This is the explanation of the book, but for me I did not catch the idea of the set $v$, and I need a numerical example for it and the set $u_{k}$, could anyone help me please?
Is there a systematic way by which I can write $u_{k}$ so that $u_{k}$ give me all subsets of $\mathbb{N}$?
The idea is to construct a set which is none of $u_k$. This is done by assuring that $k \in v \leftrightarrow k\notin u_k$, this means that for any $k$ that $u_k\ne v$.
Note that the proof assumes there is an enumeration $u_k$ to start with and it shows that there is a $v\in 2^{\mathbb N}$ that is not part of the enumeration.
In fact the same argument is used to show that $2^X$ is larger than $X$. Which can be used to create an concrete example. For example assume that $X=\{0,1,2\}$ and suppose that we have an surjective mapping from $X$ to $2^X$ which would mean that we have three sets $u_0$, $u_1$ and $u_2$ which would make up $2^X$. Now take for example:
$$u_0 = \{1,2\}$$ $$u_1 = \{0,1\}$$ $$u_2 = \{0\}$$
Now we construct $v$ from this and we have $0\in v\leftrightarrow 0\notin u_0$, but $0\notin u_0$ so $0\in v$. In the same way we find that $1\notin v$ (because $1\in u_1$) and $2\in v$. So we have $v=\{0,2\}$ which is none of $u_0, u_1, u_2$.
What confuses you is possibly the appeal to contradiction, which is by no means necessary.
The book actually proves the following statement:
Suppose $u_1,u_2,\dots,u_n,\dotsc$ is a sequence of (pairwise distinct) subsets of $N$. Then there exists a subset $v$ of $N$ such that $v\ne u_n$, for every $n$.
The subset is built from the given sequence by $$ v=\{k: k\notin u_k\} $$ Indeed, let $n$ be a natural number: either $n\in v$ or $n\notin v$.
In the first case, $n\notin u_n$ by the very definition of $v$, so $v\ne u_n$; in the second case, $n\in u_n$, again by the very definition of $v$, so $v\ne u_n$. In both cases $v\ne u_n$.
In particular, no countable subset of $2^N$ can equal $2^N$, because from a countable subset we can produce an element of $2^N$ that is not in the given subset.

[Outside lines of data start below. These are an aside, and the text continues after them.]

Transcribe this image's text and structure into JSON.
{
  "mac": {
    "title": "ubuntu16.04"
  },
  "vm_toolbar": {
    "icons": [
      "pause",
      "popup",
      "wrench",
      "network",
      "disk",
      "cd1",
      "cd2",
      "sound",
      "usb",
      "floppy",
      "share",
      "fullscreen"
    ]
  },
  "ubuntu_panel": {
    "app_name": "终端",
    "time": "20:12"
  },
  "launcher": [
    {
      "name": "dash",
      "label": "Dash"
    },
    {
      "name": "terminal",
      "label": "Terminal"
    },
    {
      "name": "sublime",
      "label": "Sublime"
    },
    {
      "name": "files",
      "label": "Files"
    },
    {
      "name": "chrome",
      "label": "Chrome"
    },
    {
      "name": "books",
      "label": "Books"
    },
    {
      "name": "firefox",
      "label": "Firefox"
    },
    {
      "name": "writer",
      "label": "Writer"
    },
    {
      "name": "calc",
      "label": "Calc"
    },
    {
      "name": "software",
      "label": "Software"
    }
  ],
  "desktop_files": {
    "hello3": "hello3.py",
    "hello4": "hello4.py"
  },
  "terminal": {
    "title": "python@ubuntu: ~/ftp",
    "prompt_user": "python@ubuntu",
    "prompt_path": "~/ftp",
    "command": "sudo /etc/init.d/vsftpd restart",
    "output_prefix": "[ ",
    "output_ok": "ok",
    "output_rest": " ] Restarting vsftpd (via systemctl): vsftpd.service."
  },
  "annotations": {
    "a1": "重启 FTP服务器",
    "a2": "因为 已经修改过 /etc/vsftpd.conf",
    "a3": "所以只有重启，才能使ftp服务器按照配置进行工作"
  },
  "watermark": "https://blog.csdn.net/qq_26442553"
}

The more general statement that $|2^X|>|X|$, for every set $X$, can be proved similarly. Since, clearly, $|X|\le|2^X|$, the assert follows from
There is no surjective map $f\colon X\to 2^X$.
Indeed, suppose $f\colon X\to 2^X$ is any map. Define $$ V=\{x\in X:x\notin f(x)\} $$ Let us show that $V\ne f(x)$, for every $x$. Indeed, for $x\in X$ there are two cases
In the first case $x\notin f(x)$, so $V\ne f(x)$. In the second case, $x\in f(x)$, so $V\ne f(x)$.
Therefore $f$ is not surjective.
The idea of the proof, as you see, is the same (and goes back to Cantor himself).